1. Aux termes de l’article L. 521-1 du code de justice administrative : « Quand une décision administrative, même de rejet, fait l'objet d'une requête en annulation ou en réformation, le juge des référés, saisi d'une demande en ce sens, peut ordonner la suspension de l'exécution de cette décision, ou de certains de ses effets, lorsque l'urgence le justifie et qu'il est fait état d'un moyen propre à créer, en l'état de l'instruction, un doute sérieux quant à la légalité de la décision ». L’article L. 522-3 du même code dispose : « Lorsque la demande ne présente pas un caractère d’urgence ou lorsqu'il apparaît manifeste, au vu de la demande, que celle-ci ne relève pas de la compétence de la juridiction administrative, qu’elle est irrecevable ou qu’elle est mal fondée, le juge des référés peut la rejeter par une ordonnance motivée (…) », sans instruction ni audience publique.

2. Il n’appartient pas au juge du référé saisi dans le cadre de l’article L. 521-1 du code de justice administrative de « suspendre la carence » d’une autorité administrative. Par suite, la requête de M. A... doit être rejetée comme manifestement irrecevable.

3. Aux termes de l’article R. 741-12 du code de justice administrative : « Le juge peut infliger à l’auteur d’une requête qu’il estime abusive une amende dont le montant ne peut excéder 10 000 euros ».
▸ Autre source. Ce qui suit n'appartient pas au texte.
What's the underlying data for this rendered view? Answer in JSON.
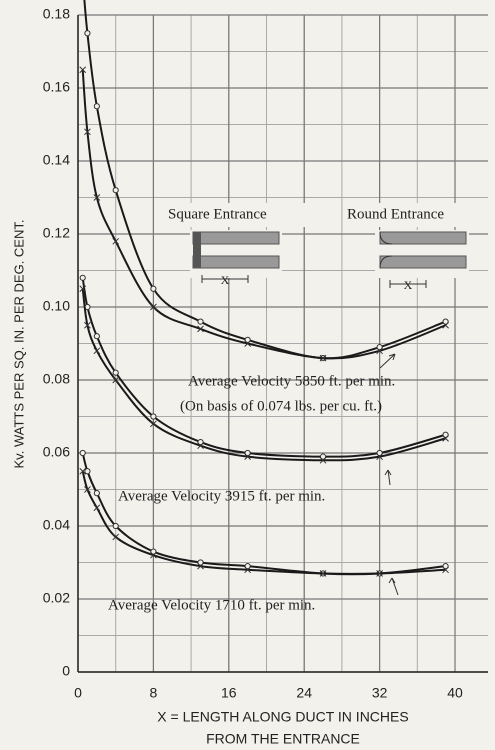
{
  "chart_data": {
    "type": "line",
    "y_label": "Kv. WATTS PER SQ. IN. PER DEG. CENT.",
    "x_label": [
      "X = LENGTH ALONG DUCT IN INCHES",
      "FROM THE ENTRANCE"
    ],
    "x": [
      0.5,
      1,
      2,
      4,
      8,
      13,
      18,
      26,
      32,
      39
    ],
    "series": [
      {
        "name": "Average Velocity 5850 ft. per min.",
        "note": "(On basis of 0.074 lbs. per cu. ft.)",
        "color": "#1a1a1a",
        "lines": [
          [
            0.19,
            0.175,
            0.155,
            0.132,
            0.105,
            0.096,
            0.091,
            0.086,
            0.089,
            0.096
          ],
          [
            0.165,
            0.148,
            0.13,
            0.118,
            0.1,
            0.094,
            0.09,
            0.086,
            0.088,
            0.095
          ]
        ]
      },
      {
        "name": "Average Velocity 3915 ft. per min.",
        "color": "#1a1a1a",
        "lines": [
          [
            0.108,
            0.1,
            0.092,
            0.082,
            0.07,
            0.063,
            0.06,
            0.059,
            0.06,
            0.065
          ],
          [
            0.105,
            0.095,
            0.088,
            0.08,
            0.068,
            0.062,
            0.059,
            0.058,
            0.059,
            0.064
          ]
        ]
      },
      {
        "name": "Average Velocity 1710 ft. per min.",
        "color": "#1a1a1a",
        "lines": [
          [
            0.06,
            0.055,
            0.049,
            0.04,
            0.033,
            0.03,
            0.029,
            0.027,
            0.027,
            0.029
          ],
          [
            0.055,
            0.05,
            0.045,
            0.037,
            0.032,
            0.029,
            0.028,
            0.027,
            0.027,
            0.028
          ]
        ]
      }
    ],
    "inset_labels": [
      "Square Entrance",
      "Round Entrance",
      "X",
      "X"
    ],
    "xlim": [
      0,
      43.5
    ],
    "xticks": [
      0,
      8,
      16,
      24,
      32,
      40
    ],
    "ylim": [
      0,
      0.18
    ],
    "yticks": [
      0,
      0.02,
      0.04,
      0.06,
      0.08,
      {
        "value": 0.1,
        "label": "0.10"
      },
      0.12,
      0.14,
      0.16,
      0.18
    ],
    "grid": true,
    "grid_step_x": 4,
    "grid_step_y": 0.01
  }
}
4. Alors que M. A... a saisi le tribunal d’une dizaine de requêtes en quelques jours, dont plusieurs selon des procédures de référé, la présente requête, manifestement irrecevable comme il a été dit au point 2, doit être regardée, dans ce contexte particulier, comme présentant un caractère abusif. Il convient, dès lors, d’infliger au requérant une amende de 400 euros.


O R D O N N E :

Article 1er : La requête de M. A... est rejetée.

Article 2 : Une amende pour recours abusif de 400 euros est infligée à M. A....

Article 3 : La présente ordonnance sera notifiée à M. B... A... et au directeur départemental des finances publiques de l’Aisne (pour le recouvrement de l’amende pour recours abusif).

Copie en sera adressée pour information au conseil départemental de l’Aisne.

Fait à Amiens, le 18 décembre 2025.

Le juge des référés,

Signé

S. Lebdiri


La République mande et ordonne à la préfète de l’Aisne en ce qui la concerne ou à tous commissaires de justice à ce requis en ce qui concerne les voies de droit commun contre les parties privées, de pourvoir à l'exécution de la présente ordonnance.